L’annonce de la mort de ce monument de l’histoire africaine replonge le pays dans l’incertitude, alors que les pourparlers de paix avaient fait de grandes avancées ces derniers mois.
Afonso Dhlakama, chef historique de la guérilla puis du principal parti d’opposition au Mozambique, la Renamo (Résistance nationale mozambicaine), est mort jeudi 3 mai à l’âge de 65 ans. Il a succombé à une crise cardiaque, dans le centre du pays, alors qu’un hélicoptère s’apprêtait à l’évacuer vers un hôpital, a annoncé la chaîne de télévision d’Etat TVM.
« C’est un très mauvais moment, surtout pour moi. Nous étions en train de résoudre les problèmes de ce pays », a déclaré le président mozambicain Filipe Nyusi, lors d’une allocution téléphonique sur TVM. « Nous avons tout fait pour le faire transférer à l’étranger, mais nous n’avons pas réussi. Je suis très déprimé », a t-il ajouté, visiblement ému.
La nouvelle de sa mort survient à un moment crucial pour ce pays pauvre d’Afrique Australe, alors que la Renamo et le gouvernement sont engagés dans des pourparlers de paix. L’ancienne guérilla de la guerre civile (1976-1992) a repris les armes en 2013 pour contester la mainmise sur l’appareil d’Etat du Frelimo (Front de libération du Mozambique), l’ex-parti marxiste au pouvoir depuis l’indépendance en 1975. Ces derniers mois, les négociations enregistraient des progrès significatifs.
Anticommuniste
L’un des plus vieux chefs rebelles toujours en activité sur le continent africain, Afonso Dhlakama dirigeait la Renamo d’une main de fer depuis presque quarante ans. Né en 1953, issue de l’ethnie Ndau, il a servi un temps dans l’armée coloniale portugaise, avant de rejoindre les rangs du Frelimo, alors en guerre contre l’indépendance.
Viscéralement anticommuniste, il rejoint la guérilla de la Renamo à sa formation, et en prend les rennes dès 1979, à seulement 26 ans. Un temps financée et entrainée par les régimes racistes de Rhodésie du Sud puis de l’apartheid en Afrique du Sud, la Renamo s’est faite connaître pour les atrocités commises lors de la guerre civile, qui, avec un million de morts et 4 millions de déplacés, reste l’un des conflits les plus sanglants d’Afrique.
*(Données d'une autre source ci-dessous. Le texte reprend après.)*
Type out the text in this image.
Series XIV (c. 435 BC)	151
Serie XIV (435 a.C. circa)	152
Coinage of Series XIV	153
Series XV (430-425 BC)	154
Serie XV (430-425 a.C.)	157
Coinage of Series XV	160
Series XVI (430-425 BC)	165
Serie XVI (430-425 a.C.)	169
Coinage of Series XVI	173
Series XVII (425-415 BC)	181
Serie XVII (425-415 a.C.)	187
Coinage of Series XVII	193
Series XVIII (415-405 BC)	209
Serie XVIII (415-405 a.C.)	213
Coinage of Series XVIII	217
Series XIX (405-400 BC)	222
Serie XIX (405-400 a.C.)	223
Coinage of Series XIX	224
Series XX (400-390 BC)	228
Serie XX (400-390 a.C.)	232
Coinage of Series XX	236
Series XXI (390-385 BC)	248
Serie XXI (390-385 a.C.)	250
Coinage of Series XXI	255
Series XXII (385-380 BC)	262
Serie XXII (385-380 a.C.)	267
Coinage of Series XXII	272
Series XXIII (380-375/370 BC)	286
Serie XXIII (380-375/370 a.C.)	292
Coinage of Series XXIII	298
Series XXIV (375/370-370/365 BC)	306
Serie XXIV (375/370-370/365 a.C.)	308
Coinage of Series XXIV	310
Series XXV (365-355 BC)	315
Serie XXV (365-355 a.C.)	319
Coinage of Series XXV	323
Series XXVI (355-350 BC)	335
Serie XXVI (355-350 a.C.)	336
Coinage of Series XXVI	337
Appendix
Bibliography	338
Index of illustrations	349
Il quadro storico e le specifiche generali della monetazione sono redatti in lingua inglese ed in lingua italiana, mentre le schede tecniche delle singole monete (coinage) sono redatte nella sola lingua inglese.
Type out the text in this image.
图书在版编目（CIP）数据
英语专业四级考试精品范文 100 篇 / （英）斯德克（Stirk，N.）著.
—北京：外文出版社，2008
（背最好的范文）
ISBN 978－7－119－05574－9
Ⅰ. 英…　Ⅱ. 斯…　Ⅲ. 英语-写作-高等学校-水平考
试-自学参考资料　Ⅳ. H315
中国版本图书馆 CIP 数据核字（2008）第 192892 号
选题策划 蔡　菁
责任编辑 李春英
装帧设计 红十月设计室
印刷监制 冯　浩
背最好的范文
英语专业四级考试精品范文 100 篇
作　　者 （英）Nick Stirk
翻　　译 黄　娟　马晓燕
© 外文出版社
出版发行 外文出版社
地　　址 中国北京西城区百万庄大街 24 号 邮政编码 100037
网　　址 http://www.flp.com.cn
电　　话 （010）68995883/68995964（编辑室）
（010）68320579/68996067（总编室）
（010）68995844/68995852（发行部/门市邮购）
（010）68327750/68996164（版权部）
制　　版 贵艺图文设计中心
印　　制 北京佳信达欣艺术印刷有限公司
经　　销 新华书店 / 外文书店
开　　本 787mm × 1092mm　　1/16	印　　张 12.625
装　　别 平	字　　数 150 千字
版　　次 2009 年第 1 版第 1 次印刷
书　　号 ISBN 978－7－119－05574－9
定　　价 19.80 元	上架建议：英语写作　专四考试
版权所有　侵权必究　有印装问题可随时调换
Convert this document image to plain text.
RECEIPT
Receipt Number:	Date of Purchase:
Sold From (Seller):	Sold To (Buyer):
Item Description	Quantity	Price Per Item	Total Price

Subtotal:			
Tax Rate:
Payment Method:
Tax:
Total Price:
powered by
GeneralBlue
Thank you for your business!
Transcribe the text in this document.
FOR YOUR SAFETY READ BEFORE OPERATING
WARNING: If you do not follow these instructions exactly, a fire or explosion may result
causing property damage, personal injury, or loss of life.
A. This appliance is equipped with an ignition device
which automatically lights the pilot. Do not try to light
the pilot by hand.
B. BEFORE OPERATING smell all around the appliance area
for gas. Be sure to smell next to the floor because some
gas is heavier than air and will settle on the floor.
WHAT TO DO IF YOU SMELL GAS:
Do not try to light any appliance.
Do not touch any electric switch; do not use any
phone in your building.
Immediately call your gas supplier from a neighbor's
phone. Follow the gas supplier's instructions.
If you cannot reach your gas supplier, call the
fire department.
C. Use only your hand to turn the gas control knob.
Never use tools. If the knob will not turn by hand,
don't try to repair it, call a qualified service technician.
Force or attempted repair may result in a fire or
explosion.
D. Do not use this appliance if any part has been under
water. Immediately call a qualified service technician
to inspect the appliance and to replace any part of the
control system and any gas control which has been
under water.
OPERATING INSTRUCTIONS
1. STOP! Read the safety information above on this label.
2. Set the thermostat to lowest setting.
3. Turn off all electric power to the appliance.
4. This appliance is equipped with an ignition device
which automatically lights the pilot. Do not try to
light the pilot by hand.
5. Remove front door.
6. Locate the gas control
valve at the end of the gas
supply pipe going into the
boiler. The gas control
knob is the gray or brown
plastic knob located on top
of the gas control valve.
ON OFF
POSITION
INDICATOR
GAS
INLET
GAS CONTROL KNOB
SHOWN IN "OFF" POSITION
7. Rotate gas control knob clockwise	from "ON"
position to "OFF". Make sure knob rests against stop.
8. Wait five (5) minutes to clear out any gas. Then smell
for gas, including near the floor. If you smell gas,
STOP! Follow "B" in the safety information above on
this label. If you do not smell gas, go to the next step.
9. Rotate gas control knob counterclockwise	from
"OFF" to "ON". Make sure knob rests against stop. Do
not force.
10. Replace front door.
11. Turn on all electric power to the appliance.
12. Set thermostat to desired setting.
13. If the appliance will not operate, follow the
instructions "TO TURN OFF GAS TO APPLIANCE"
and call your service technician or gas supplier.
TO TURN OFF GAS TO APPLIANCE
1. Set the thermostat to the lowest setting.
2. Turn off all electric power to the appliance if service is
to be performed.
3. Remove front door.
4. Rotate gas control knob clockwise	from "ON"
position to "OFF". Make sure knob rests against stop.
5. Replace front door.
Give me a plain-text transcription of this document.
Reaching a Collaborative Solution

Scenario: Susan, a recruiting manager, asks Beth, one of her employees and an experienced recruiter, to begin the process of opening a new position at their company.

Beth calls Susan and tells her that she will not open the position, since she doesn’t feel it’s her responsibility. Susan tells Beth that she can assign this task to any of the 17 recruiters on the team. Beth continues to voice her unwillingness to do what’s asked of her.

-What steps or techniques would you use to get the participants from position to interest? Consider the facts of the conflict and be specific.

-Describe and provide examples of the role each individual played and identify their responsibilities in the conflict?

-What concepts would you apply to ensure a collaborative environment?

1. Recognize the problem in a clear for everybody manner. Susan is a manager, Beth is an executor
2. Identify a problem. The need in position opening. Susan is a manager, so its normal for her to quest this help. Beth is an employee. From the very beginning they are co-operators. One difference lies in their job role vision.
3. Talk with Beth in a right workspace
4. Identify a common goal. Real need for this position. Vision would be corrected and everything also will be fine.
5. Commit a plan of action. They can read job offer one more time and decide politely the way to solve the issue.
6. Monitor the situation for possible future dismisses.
Avec la chute du régime de l’apartheid et la fin de la guerre froide, Afonso Dhlakama signe les accords de paix en octobre 1992, à Rome, aux côtés du président Joaquim Chissano, après de longs mois de négociations. La Renamo devient la première force politique d’opposition, et domine toujours la vie politique au Mozambique.
Fraude électorale
Candidat à toutes les élections présidentielles depuis 1994 et l’introduction du multipartisme, Afonso Dhlakama n’est jamais parvenu à s’imposer face au Frelimo. Il a toujours contesté le résultat des élections, systématiquement entachées de fraudes.
En octobre 2015, après avoir survécu à deux attaques contre son convoi et alors qu’il menaçait de prendre le pouvoir dans le centre du pays, il a repris le maquis, qu’il n’a plus quitté depuis. Fin 2016, il avait annoncé une trêve militaire unilatérale, et négociait depuis sa base dans les montagnes du Gorongosa (centre), directement avec le président Filipe Nyusi.
D’après les détails fournis par le chef de l’Etat, Afonso Dhlakama, atteint de diabète, se trouvait dans un état de santé critique depuis plus d’une semaine. Selon les médias locaux, sa dépouille doit être transférée vendredi à Beira (centre), la deuxième ville du pays, où les cadres de la Renamo sont arrivés jeudi. Le décès de leur chef intervient un peu plus d’un an avant les prochaines élections présidentielles. Afonso Dhlakama était naturellement candidat.